The response to this pandemic has actually worried me quite a lot on this front, because it seems likely now that anyone who stockpiled PPE at pre-pandemic prices and tries to resell during the pandemic at a price high enough to justify their initial investment will be accused of price gouging and possibly have their stockpile seized.

Which has the effect that nobody has an incentive to build a reserve of things that will be useful in a future crisis, even if that crisis is foreseeable.

So yeah, it's easy enough to say "I think there's at least a 5% chance per year of an event which results in at least 10 million people who will want to buy a portable generator" (which is 10x the amount normally sold in a year). I genuinely do think that's a true statement, and it would imply that the number of generators currently being produced would need to be at least 50% higher to meet demand averaged across all times rather than typical times, which is a pretty big difference in a pretty big market. Normally when you think you know something the market doesn't, you can bet against the market by investing in whatever the market is undervaluing, and if you're right you make money. In this case, I'm not sure how you would go about doing that. Investing in companies making generators doesn't increase production. Buying generators and leaving them in a warehouse risks your stockpile being seized in the case where you were right about the risk. I'm honestly not sure how I would go about putting my money where my mouth is here.

Even without the prospect of seizure, it's not free to maintain a stockpile, or maintain a short. So you're also making a bet that it will happen sooner rather than later- if it takes 100 years, your equipment will be rusted or obsolete and you'll probably be dead by then. And you'll have paid every year to maintain it, money you could have put into a slightly less risky and more liquid investment that would have long since paid out.

All the day-to-day costs and risks can just totally swamp the potential upside, even before the regulatory risk of seizure or being forced to sell your stockpile at pre-crisis prices. Price-gouging laws are already on the books, so it's not like it would be that much of a surprise.

The first one that comes to mind is the arrival of the Conquistadors, from the point of view of the locals. Even in retrospect, could they have any reason to believe it was possible? Well, not really, no. Invasion generally, maybe, but not from another hemisphere.

It has to be something that's just not accounted for in your worldview, something you couldn't expect based on anything you know about. A meteorite wouldn't be a black swan for us, but I think it would be for a society that hadn't discovered them yet. A meteorite strike on London circa 1800 would have been a black swan, because at the time people (Europeans, anyway) thought that shooting stars were atmospheric phenomena. Large rocks falling from the sky just wasn't in their cosmology.

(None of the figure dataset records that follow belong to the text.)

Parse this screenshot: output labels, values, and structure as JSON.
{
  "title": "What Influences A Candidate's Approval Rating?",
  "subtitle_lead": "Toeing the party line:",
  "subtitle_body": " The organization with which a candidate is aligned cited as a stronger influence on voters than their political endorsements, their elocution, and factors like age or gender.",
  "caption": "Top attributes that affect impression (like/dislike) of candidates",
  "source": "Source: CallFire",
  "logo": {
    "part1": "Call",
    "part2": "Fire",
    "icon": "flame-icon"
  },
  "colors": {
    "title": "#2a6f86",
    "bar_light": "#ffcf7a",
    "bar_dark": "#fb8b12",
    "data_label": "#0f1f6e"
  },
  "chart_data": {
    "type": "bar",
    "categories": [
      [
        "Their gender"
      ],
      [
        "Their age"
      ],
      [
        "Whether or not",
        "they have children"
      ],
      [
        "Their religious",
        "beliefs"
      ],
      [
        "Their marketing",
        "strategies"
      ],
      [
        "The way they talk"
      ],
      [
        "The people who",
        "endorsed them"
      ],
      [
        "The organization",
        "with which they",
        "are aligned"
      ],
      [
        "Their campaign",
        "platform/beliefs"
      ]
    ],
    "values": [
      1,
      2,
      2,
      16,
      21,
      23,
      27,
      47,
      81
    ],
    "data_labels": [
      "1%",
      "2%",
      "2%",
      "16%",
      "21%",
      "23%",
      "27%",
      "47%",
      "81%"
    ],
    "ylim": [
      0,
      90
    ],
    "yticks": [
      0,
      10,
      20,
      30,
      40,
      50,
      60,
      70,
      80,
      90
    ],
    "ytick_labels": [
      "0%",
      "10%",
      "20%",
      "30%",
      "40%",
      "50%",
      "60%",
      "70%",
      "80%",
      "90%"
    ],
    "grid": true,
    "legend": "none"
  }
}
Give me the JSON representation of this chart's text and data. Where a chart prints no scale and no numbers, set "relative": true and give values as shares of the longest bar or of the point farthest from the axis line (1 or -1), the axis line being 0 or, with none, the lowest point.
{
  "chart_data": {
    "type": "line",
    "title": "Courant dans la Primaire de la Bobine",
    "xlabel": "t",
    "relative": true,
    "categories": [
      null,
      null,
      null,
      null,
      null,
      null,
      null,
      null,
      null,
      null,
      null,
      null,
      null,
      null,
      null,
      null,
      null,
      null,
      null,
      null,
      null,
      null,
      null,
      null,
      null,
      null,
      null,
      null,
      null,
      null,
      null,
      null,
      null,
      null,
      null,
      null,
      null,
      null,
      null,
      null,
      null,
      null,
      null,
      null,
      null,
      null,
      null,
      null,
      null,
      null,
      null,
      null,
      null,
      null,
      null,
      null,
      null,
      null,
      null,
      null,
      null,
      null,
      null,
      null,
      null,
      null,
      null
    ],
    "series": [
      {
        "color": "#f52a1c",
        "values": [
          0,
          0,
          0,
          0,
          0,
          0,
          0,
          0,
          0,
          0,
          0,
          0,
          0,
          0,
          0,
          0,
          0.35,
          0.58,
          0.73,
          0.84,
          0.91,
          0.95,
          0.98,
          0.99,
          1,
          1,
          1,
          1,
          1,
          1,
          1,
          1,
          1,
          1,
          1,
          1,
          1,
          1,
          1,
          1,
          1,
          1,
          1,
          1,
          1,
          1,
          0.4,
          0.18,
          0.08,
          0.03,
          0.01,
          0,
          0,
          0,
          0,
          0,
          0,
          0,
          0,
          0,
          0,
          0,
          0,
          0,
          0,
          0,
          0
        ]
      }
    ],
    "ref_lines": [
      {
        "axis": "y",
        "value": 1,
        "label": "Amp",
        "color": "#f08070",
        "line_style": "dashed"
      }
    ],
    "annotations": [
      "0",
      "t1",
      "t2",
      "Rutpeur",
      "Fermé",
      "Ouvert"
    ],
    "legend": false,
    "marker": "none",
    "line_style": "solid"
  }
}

https://en.wikipedia.org/wiki/Meteoroid#History

Everyone knows that the stock market will eventually drop a lot, due to some crisis or other. It will happen, to a near certainty. But the cost of maintaining a short position long term will exceed the payout, that's why it's really hard to make money off short selling. Otherwise it would be free money every decade or so.

Stockpiling costs money, and it costs more money the longer it takes for your bet to pay out, just like a short. Masks expire, rubber perishes. You have to bet on the timing, not just that it will eventually happen. A 100-year event will take 100 years to pay out on average, so how much money can you afford to lock away in anticipation of something that might not happen in your lifetime? The opportunity cost isn't zero.